Even though Davis hated school, she continued with it. She majored in cultural anthropology as an undergrad and received her masters degree in family therapy from Washington University in St. Louis.

She held social work jobs in St. Louis and New York and worked on a program at the Rahway State Prison. "The first time I set foot in a prison, I met with members of the Scared Straight program - which introduces young people to prisoners in the hopes that by viewing first hand life in prison, it would discourage them from chosing a life of crime. I was part of a national panel [to help evaluate the program and see how we might be able to bring it to other prisons]. The prisoners had come up with the idea of the program. All of a sudden, these weren't murderers. I was talking to a human being who was sharing his life, what he had done, how he coped with it, and what he was doing from inside the walls to help better himself, other convicts, and the kids.

"I don't remember being really fearful, but I'm sure fear was part of it. I didn't know what to expect; it's possible I was a little numb."

She embraces her fears and helps other people go to it, not away from it. "It's in that, that we find G-d and faith. Faith and fear cannot co-exist in the same nanosecond."

She found prisoners to be the same everywhere. Davis believes that drugs, alcohol, and abuse are tremendous factors in determining people's behavior, whether inside prison or out. "Rage is rage. We have to look at the individual, not at the broad category."

"I believe that we live in a society based on facades, comfort, false security, and hiding secrets. So many people are living with shame. When someone's abused, there's so much shame involved that they can't speak about it. That energy gets [trapped within] a human being. I think that much of what causes someone to murder or do whatever is alcohol, abuse, as well as society's fault for not allowing people to speak their truths." Davis understands this first-hand, as she herself is a recovering alcoholic. That is why today she takes it one day at a time.

She wakes at 3 A.M. At that time, she meditates, writes, drums, plays the flute, and reads. "It's my time and the most energizing of the whole day." She retires between 8 and 10 P.M. and sometimes naps for fifteen minutes during the day.

"One thing I try not to say is: I'm too busy for you.... After I witnessed the execution, I wanted to tell rabbis. They were always too busy; they didn't want to hear. Part of me wanted to sling Judaism away.... I never found my spirit in Judaism. I found it in nature, animals, and people. You went to Hebrew school or to synagogue for the High Holidays, but there was so much gossip about who was there and wearing what, who did this and that - that was Judaism [for me at that time]. I did find G-d in the Shema and when I light the Shabbat candles." Davis has brought Shabbat to the prisons.

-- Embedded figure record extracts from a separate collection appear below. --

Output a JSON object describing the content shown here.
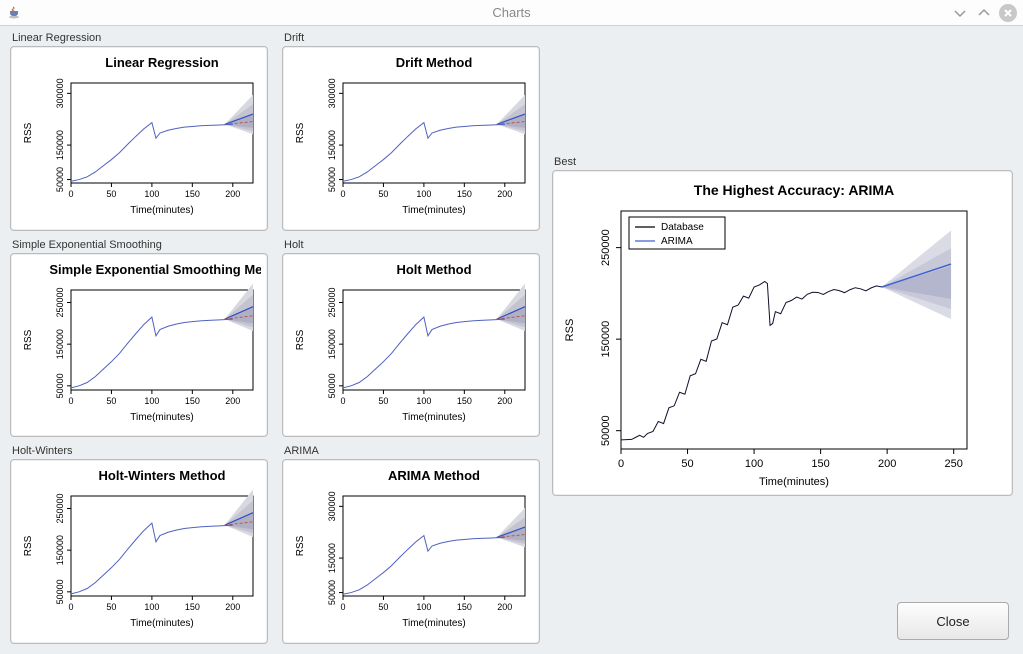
{
  "window": {
    "title": "Charts",
    "close_label": "Close"
  },
  "small_chart_common": {
    "xlabel": "Time(minutes)",
    "ylabel": "RSS",
    "xticks": [
      0,
      50,
      100,
      150,
      200
    ],
    "axis_color": "#000000",
    "text_color": "#000000",
    "line_color": "#5060c0",
    "forecast_mean_color": "#3050c0",
    "forecast_alt_color": "#c04040",
    "forecast_band_colors": [
      "#d8d8e0",
      "#c4c4d0",
      "#b0b0c4"
    ],
    "background": "#ffffff",
    "title_fontsize": 13,
    "label_fontsize": 10,
    "tick_fontsize": 9,
    "series_points_x": [
      0,
      10,
      20,
      30,
      40,
      50,
      60,
      70,
      80,
      90,
      100,
      105,
      110,
      120,
      130,
      140,
      150,
      160,
      170,
      180,
      190,
      200
    ],
    "series_points_y": [
      45000,
      50000,
      58000,
      72000,
      90000,
      108000,
      128000,
      152000,
      175000,
      197000,
      215000,
      170000,
      185000,
      193000,
      198000,
      202000,
      204000,
      206000,
      207000,
      208000,
      209000,
      210000
    ],
    "forecast_start_x": 190,
    "forecast_end_x": 225,
    "forecast_mean_end_y": 240000,
    "forecast_band_end_low": 180000,
    "forecast_band_end_high": 300000
  },
  "charts": [
    {
      "group": "Linear Regression",
      "title": "Linear Regression",
      "yticks": [
        50000,
        150000,
        300000
      ],
      "ytick_labels": [
        "50000",
        "150000",
        "300000"
      ],
      "ylim": [
        40000,
        330000
      ]
    },
    {
      "group": "Drift",
      "title": "Drift Method",
      "yticks": [
        50000,
        150000,
        300000
      ],
      "ytick_labels": [
        "50000",
        "150000",
        "300000"
      ],
      "ylim": [
        40000,
        330000
      ]
    },
    {
      "group": "Simple Exponential Smoothing",
      "title": "Simple Exponential Smoothing Meth",
      "yticks": [
        50000,
        150000,
        250000
      ],
      "ytick_labels": [
        "50000",
        "150000",
        "250000"
      ],
      "ylim": [
        40000,
        280000
      ]
    },
    {
      "group": "Holt",
      "title": "Holt Method",
      "yticks": [
        50000,
        150000,
        250000
      ],
      "ytick_labels": [
        "50000",
        "150000",
        "250000"
      ],
      "ylim": [
        40000,
        280000
      ]
    },
    {
      "group": "Holt-Winters",
      "title": "Holt-Winters Method",
      "yticks": [
        50000,
        150000,
        250000
      ],
      "ytick_labels": [
        "50000",
        "150000",
        "250000"
      ],
      "ylim": [
        40000,
        280000
      ]
    },
    {
      "group": "ARIMA",
      "title": "ARIMA Method",
      "yticks": [
        50000,
        150000,
        300000
      ],
      "ytick_labels": [
        "50000",
        "150000",
        "300000"
      ],
      "ylim": [
        40000,
        330000
      ]
    }
  ],
  "best": {
    "group": "Best",
    "title": "The Highest Accuracy: ARIMA",
    "xlabel": "Time(minutes)",
    "ylabel": "RSS",
    "xticks": [
      0,
      50,
      100,
      150,
      200,
      250
    ],
    "yticks": [
      50000,
      150000,
      250000
    ],
    "ytick_labels": [
      "50000",
      "150000",
      "250000"
    ],
    "ylim": [
      30000,
      290000
    ],
    "xlim": [
      0,
      260
    ],
    "legend": {
      "items": [
        "Database",
        "ARIMA"
      ],
      "colors": [
        "#000000",
        "#4060d0"
      ]
    },
    "hist_color": "#10102a",
    "forecast_color": "#4060d0",
    "forecast_band_colors": [
      "#dadbe4",
      "#c7c9d8",
      "#b3b6cd"
    ],
    "series_points_x": [
      0,
      8,
      14,
      20,
      28,
      36,
      44,
      52,
      60,
      68,
      76,
      84,
      92,
      100,
      108,
      112,
      116,
      124,
      132,
      140,
      148,
      156,
      164,
      172,
      180,
      188,
      196
    ],
    "series_points_y": [
      40000,
      40500,
      45000,
      47000,
      60000,
      75000,
      92000,
      110000,
      128000,
      148000,
      168000,
      185000,
      197000,
      207000,
      213000,
      165000,
      180000,
      190000,
      196000,
      199000,
      201000,
      202000,
      203000,
      204000,
      205000,
      206000,
      207000
    ],
    "forecast_start_x": 196,
    "forecast_end_x": 248,
    "forecast_mean_start_y": 207000,
    "forecast_mean_end_y": 232000,
    "forecast_band_end_low": 170000,
    "forecast_band_end_high": 272000
  }
}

Ultimately, Davis connected to three rabbis whom she found on the Internet. Unfortunately, in early December, she lost her strongest connection [ally]. Her dear friend, 44-year-old Rabbi Yosef "YY" Kazen, co-founder of the Chabad-Lubavitcher Web site, passed away. Davis dropped everything to attend his funeral in New York. "I felt him in the sky when I meditated this morning."

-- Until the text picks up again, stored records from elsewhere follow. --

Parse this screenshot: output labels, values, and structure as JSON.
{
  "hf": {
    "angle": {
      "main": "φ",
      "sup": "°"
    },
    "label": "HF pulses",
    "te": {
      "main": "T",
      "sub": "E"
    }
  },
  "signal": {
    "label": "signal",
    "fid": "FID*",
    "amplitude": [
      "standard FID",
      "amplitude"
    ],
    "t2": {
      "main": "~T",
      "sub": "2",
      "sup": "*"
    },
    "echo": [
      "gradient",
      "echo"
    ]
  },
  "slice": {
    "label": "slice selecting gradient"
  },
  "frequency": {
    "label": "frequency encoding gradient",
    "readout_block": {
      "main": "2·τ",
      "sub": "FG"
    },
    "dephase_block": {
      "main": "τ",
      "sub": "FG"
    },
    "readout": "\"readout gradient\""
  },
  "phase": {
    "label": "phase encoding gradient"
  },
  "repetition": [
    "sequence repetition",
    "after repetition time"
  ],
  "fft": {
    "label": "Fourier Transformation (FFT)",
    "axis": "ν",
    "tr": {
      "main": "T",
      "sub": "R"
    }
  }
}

She has a clear picture of facing death row residents. "Death is something that we all struggle to come to terms with. These people are living in a world where they have a date with death. Their life is about death and they all deal [with it] in different ways. Death row can be one of the ugliest places in the world, but the level that many of the prisoners [I've worked with] have achieved spiritually is almost a state of nirvana, an acceptance of death that people out here [outside] strive to achieve. Overall, it's a horrible place. But each death row has its own personality."

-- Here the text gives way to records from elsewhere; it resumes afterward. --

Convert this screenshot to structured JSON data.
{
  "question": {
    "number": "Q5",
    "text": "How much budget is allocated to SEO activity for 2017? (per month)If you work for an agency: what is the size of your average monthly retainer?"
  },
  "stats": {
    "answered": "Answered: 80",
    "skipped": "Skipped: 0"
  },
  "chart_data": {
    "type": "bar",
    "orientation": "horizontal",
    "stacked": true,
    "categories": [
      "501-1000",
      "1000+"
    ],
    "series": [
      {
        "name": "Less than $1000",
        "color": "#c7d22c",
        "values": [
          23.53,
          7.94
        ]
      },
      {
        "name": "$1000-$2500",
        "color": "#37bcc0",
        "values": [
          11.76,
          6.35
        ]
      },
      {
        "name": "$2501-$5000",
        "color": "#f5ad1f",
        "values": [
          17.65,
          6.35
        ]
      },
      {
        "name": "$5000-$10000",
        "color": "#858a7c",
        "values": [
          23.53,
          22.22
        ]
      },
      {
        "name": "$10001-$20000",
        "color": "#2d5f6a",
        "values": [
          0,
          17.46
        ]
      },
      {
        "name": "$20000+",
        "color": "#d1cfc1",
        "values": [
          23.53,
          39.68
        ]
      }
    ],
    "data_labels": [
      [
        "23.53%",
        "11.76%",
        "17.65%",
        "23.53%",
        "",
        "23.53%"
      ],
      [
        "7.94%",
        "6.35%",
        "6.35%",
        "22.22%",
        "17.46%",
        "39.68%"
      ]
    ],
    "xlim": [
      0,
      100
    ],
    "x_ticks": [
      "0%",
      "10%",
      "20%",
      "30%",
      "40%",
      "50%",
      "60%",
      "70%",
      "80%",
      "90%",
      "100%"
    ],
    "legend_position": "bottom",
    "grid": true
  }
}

There is no subject too common [mundane] for Davis and her prisoners. "It could be something as trivial as: Did you see a baseball game? What I bring is a sense of normalcy to a place that is not normal. What I bring is an open ear and an open heart. I don't speak with them any differently than I'd speak with you....when people start to share their human honesty, the whole concept of 'them' and 'us,' breaks down."

Davis devotes her life to her calling. "Fun is defined differently now. Do I ever take time off? No. Even if I was skiing it wouldn't leave."